Anonymous Anonymous said...

Personally, I find it exhausting to be around people who are constantly trying to win my approval, doubly so for people that already have it. For one, it makes me sad for them, and sad for myself that they believe I am the sort of person who buys and sells friendship for favors. Secondly, I feel this incredible amount of pressure when a relationship turns in to a quid-pro-quo relationship. Instead of just relaxing, hanging out, enjoying each others company, I worry that the scale is slightly unbalanced -- she baked me cookies, so now if I don't bake her cookies back, I'm the worse friend. I had a friend like that once, and every little thing I felt like I would gain or lose points - if I didn't call her one weekend, I'd have a surge of guilt, knowing that I (even unintentionally) tipped the friendship scale the wrong way. That's what happens when friendship turns in to a buying/selling thing.. and it's exhausting.

1:44 PM  
Anonymous Anonymous said...

You look at your incoming google search queries every day?

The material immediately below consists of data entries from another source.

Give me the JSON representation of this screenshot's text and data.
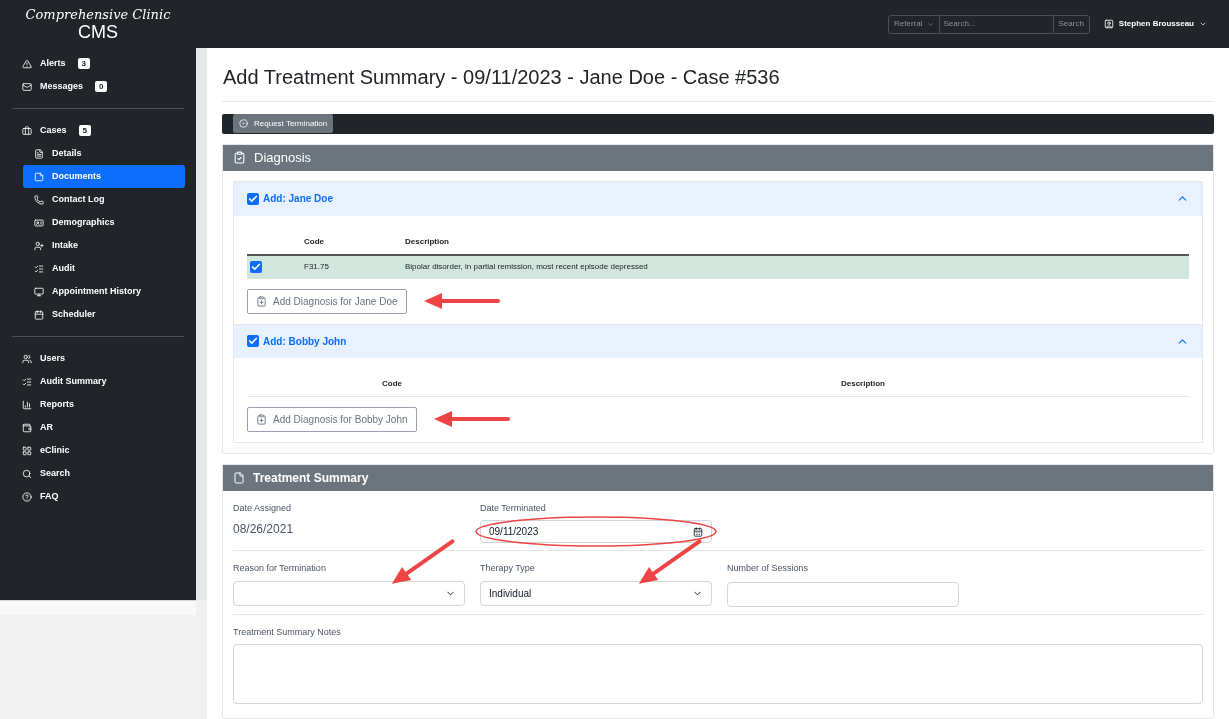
{
  "header": {
    "logo_script": "Comprehensive Clinic",
    "logo": "CMS",
    "search": {
      "dropdown": "Referral",
      "placeholder": "Search...",
      "button": "Search"
    },
    "user": "Stephen Brousseau"
  },
  "sidebar": {
    "groups": [
      {
        "items": [
          {
            "label": "Alerts",
            "badge": "3",
            "selected": false
          },
          {
            "label": "Messages",
            "badge": "0",
            "selected": false
          }
        ]
      },
      {
        "items": [
          {
            "label": "Cases",
            "badge": "5",
            "selected": false,
            "children": [
              {
                "label": "Details",
                "selected": false
              },
              {
                "label": "Documents",
                "selected": true
              },
              {
                "label": "Contact Log",
                "selected": false
              },
              {
                "label": "Demographics",
                "selected": false
              },
              {
                "label": "Intake",
                "selected": false
              },
              {
                "label": "Audit",
                "selected": false
              },
              {
                "label": "Appointment History",
                "selected": false
              },
              {
                "label": "Scheduler",
                "selected": false
              }
            ]
          }
        ]
      },
      {
        "items": [
          {
            "label": "Users",
            "selected": false
          },
          {
            "label": "Audit Summary",
            "selected": false
          },
          {
            "label": "Reports",
            "selected": false
          },
          {
            "label": "AR",
            "selected": false
          },
          {
            "label": "eClinic",
            "selected": false
          },
          {
            "label": "Search",
            "selected": false
          },
          {
            "label": "FAQ",
            "selected": false
          }
        ]
      }
    ]
  },
  "page_title": "Add Treatment Summary - 09/11/2023 - Jane Doe - Case #536",
  "toolbar": {
    "button": "Request Termination"
  },
  "diagnosis": {
    "title": "Diagnosis",
    "groups": [
      {
        "title": "Add: Jane Doe",
        "checked": true,
        "expanded": true,
        "columns": [
          "Code",
          "Description"
        ],
        "rows": [
          {
            "checked": true,
            "selected": true,
            "code": "F31.75",
            "description": "Bipolar disorder, in partial remission, most recent episode depressed"
          }
        ],
        "add_button": "Add Diagnosis for Jane Doe"
      },
      {
        "title": "Add: Bobby John",
        "checked": true,
        "expanded": true,
        "columns": [
          "Code",
          "Description"
        ],
        "add_button": "Add Diagnosis for Bobby John"
      }
    ]
  },
  "treatment_summary": {
    "title": "Treatment Summary",
    "rows": [
      [
        {
          "kind": "static",
          "label": "Date Assigned",
          "value": "08/26/2021"
        },
        {
          "kind": "date",
          "label": "Date Terminated",
          "value": "09/11/2023"
        }
      ],
      [
        {
          "kind": "select",
          "label": "Reason for Termination"
        },
        {
          "kind": "select",
          "label": "Therapy Type",
          "value": "Individual"
        },
        {
          "kind": "text",
          "label": "Number of Sessions"
        }
      ],
      [
        {
          "kind": "textarea",
          "label": "Treatment Summary Notes"
        }
      ]
    ]
  }
}
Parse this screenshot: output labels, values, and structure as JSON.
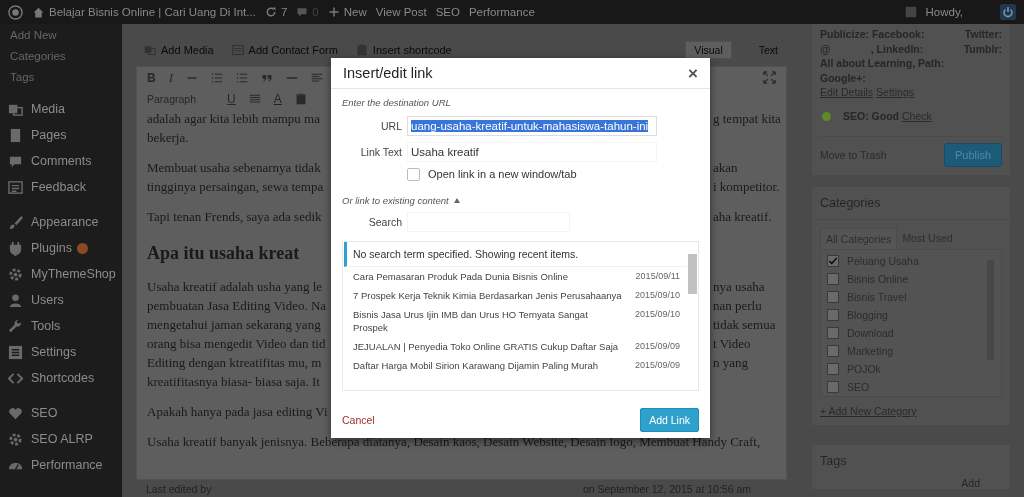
{
  "admin_bar": {
    "site_title": "Belajar Bisnis Online | Cari Uang Di Int...",
    "updates": "7",
    "comments": "0",
    "new": "New",
    "items": [
      "View Post",
      "SEO",
      "Performance"
    ],
    "greeting": "Howdy,"
  },
  "sidebar": {
    "submenu": [
      "Add New",
      "Categories",
      "Tags"
    ],
    "groups": [
      {
        "items": [
          {
            "label": "Media",
            "badge": false
          },
          {
            "label": "Pages",
            "badge": false
          },
          {
            "label": "Comments",
            "badge": false
          },
          {
            "label": "Feedback",
            "badge": false
          }
        ]
      },
      {
        "items": [
          {
            "label": "Appearance",
            "badge": false
          },
          {
            "label": "Plugins",
            "badge": true
          },
          {
            "label": "MyThemeShop",
            "badge": false
          },
          {
            "label": "Users",
            "badge": false
          },
          {
            "label": "Tools",
            "badge": false
          },
          {
            "label": "Settings",
            "badge": false
          },
          {
            "label": "Shortcodes",
            "badge": false
          }
        ]
      },
      {
        "items": [
          {
            "label": "SEO",
            "badge": false
          },
          {
            "label": "SEO ALRP",
            "badge": false
          },
          {
            "label": "Performance",
            "badge": false
          }
        ]
      }
    ]
  },
  "editor": {
    "media_buttons": [
      "Add Media",
      "Add Contact Form",
      "Insert shortcode"
    ],
    "tabs": [
      {
        "label": "Visual",
        "selected": true
      },
      {
        "label": "Text",
        "selected": false
      }
    ],
    "toolbar_row_1": [
      "B",
      "I"
    ],
    "toolbar_row_2": {
      "dropdown": "Paragraph",
      "labels": [
        "U",
        "A"
      ]
    },
    "blocks": [
      {
        "kind": "paragraph",
        "lines": [
          {
            "left": "adalah agar kita lebih mampu ma",
            "right": "g tempat kita"
          },
          {
            "left": "bekerja."
          }
        ]
      },
      {
        "kind": "paragraph",
        "lines": [
          {
            "left": "Membuat usaha sebenarnya tidak",
            "right": "akan"
          },
          {
            "left": "tingginya persaingan, sewa tempa",
            "right": "i kompetitor."
          }
        ]
      },
      {
        "kind": "paragraph",
        "lines": [
          {
            "left": "Tapi tenan Frends, saya ada sedik",
            "right": "aha kreatif."
          }
        ]
      },
      {
        "kind": "heading",
        "lines": [
          {
            "left": "Apa itu usaha kreat"
          }
        ]
      },
      {
        "kind": "paragraph",
        "lines": [
          {
            "left": "Usaha kreatif adalah usha yang le",
            "right": "nya usaha"
          },
          {
            "left": "pembuatan Jasa Editing Video. Na",
            "right": "nan perlu"
          },
          {
            "left": "mengetahui jaman sekarang yang",
            "right": "tidak semua"
          },
          {
            "left": "orang bisa mengedit Video dan tid",
            "right": "t Video"
          },
          {
            "left": "Editing dengan ktreatifitas mu, m",
            "right": "n yang"
          },
          {
            "left": "kreatifitasnya biasa- biasa saja. It"
          }
        ]
      },
      {
        "kind": "paragraph",
        "lines": [
          {
            "left": "Apakah hanya pada jasa editing Vi"
          }
        ]
      },
      {
        "kind": "paragraph",
        "lines": [
          {
            "left": "Usaha kreatif banyak jenisnya. Beberapa diatanya, Desain kaos, Desain Website, Desain logo, Membuat Handy Craft,"
          }
        ]
      }
    ],
    "footer": {
      "last_edited": "Last edited by",
      "date": "on September 12, 2015 at 10:56 am"
    }
  },
  "publish_box": {
    "publicize": [
      [
        "Publicize: Facebook:",
        "Twitter:"
      ],
      [
        "@",
        ", LinkedIn:",
        "Tumblr:"
      ],
      [
        "All about Learning, Path:"
      ],
      [
        "Google+:"
      ]
    ],
    "links": [
      "Edit Details",
      "Settings"
    ],
    "seo": {
      "status": "SEO: Good",
      "link": "Check",
      "color": "#5e8a2c"
    },
    "trash": "Move to Trash",
    "publish": "Publish"
  },
  "categories": {
    "title": "Categories",
    "tabs": [
      {
        "label": "All Categories",
        "selected": true
      },
      {
        "label": "Most Used",
        "selected": false
      }
    ],
    "items": [
      {
        "label": "Peluang Usaha",
        "checked": true
      },
      {
        "label": "Bisnis Online",
        "checked": false
      },
      {
        "label": "Bisnis Travel",
        "checked": false
      },
      {
        "label": "Blogging",
        "checked": false
      },
      {
        "label": "Download",
        "checked": false
      },
      {
        "label": "Marketing",
        "checked": false
      },
      {
        "label": "POJOk",
        "checked": false
      },
      {
        "label": "SEO",
        "checked": false
      }
    ],
    "add_new": "+ Add New Category"
  },
  "tags": {
    "title": "Tags",
    "button": "Add"
  },
  "dialog": {
    "title": "Insert/edit link",
    "close": "×",
    "intro": "Enter the destination URL",
    "fields": [
      {
        "label": "URL",
        "value": "uang-usaha-kreatif-untuk-mahasiswa-tahun-ini",
        "text_selected": true
      },
      {
        "label": "Link Text",
        "value": "Usaha kreatif",
        "text_selected": false
      }
    ],
    "new_tab": {
      "label": "Open link in a new window/tab",
      "checked": false
    },
    "existing": {
      "label": "Or link to existing content",
      "expanded": true
    },
    "search": {
      "label": "Search"
    },
    "notice": "No search term specified. Showing recent items.",
    "results": [
      {
        "title": "Cara Pemasaran Produk Pada Dunia Bisnis Online",
        "date": "2015/09/11"
      },
      {
        "title": "7 Prospek Kerja Teknik Kimia Berdasarkan Jenis Perusahaanya",
        "date": "2015/09/10"
      },
      {
        "title": "Bisnis Jasa Urus Ijin IMB dan Urus HO Ternyata Sangat Prospek",
        "date": "2015/09/10"
      },
      {
        "title": "JEJUALAN | Penyedia Toko Online GRATIS Cukup Daftar Saja",
        "date": "2015/09/09"
      },
      {
        "title": "Daftar Harga Mobil Sirion Karawang Dijamin Paling Murah",
        "date": "2015/09/09"
      }
    ],
    "cancel": "Cancel",
    "submit": "Add Link"
  }
}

You might want to add that to your list of "things not to mention on the first date".

2:27 PM  
Anonymous Anonymous said...

I'd say the bigger problem are the people who have no problem asking for favors, but aren't so happy to reciprocate.

I really have no interest in getting people to like me. As a matter of principle I do what I can for my friends and girlfriend, because that's just how it should be, and that's what I'd like from them. As self sufficient as I can be, it's just easier to get some things done with help.

And, I don't keep track of trivial things like, I gave him a soda, so he owes me one the next time I'm at his place. But, the bigger things, if I help someone fix their car all weekend, then need a ride to the airport a month later, I really expect the help without question.

Justin

2:28 PM  
Blogger Megan said...

Oh Justus,

I'm ashamed to tell you how often I check Statcounter. But it is so interesting to see how you get here. And what you read.

2:47 PM  
Blogger susan said...

I too am a Statcounter junkie. You're right though - plenty of interesting info to be gleaned.

3:20 PM  
Anonymous Anonymous said...

I got here directly from persiankitty.com

4:16 PM  
Blogger Megan said...

Sometimes. Sometimes you come here directly from myblackpoolman.com.

4:29 PM  
Blogger Erica said...

Most well-meaning people give to their friends in whatever manner they are capable of that they think is wanted/needed - the problem seems to come when what they offer goes unnoticed or, worse, unwelcome.

5:31 PM  
Anonymous Anonymous said...

Not that I've done a dinner party in years, but NOT invite singles?

Please!

One of the most fun parts of a dinner party is to invite two singles of appropriate sexes that you think ought to know each other.

The fact that this almost never works does nothing to reduct the fun of speculation.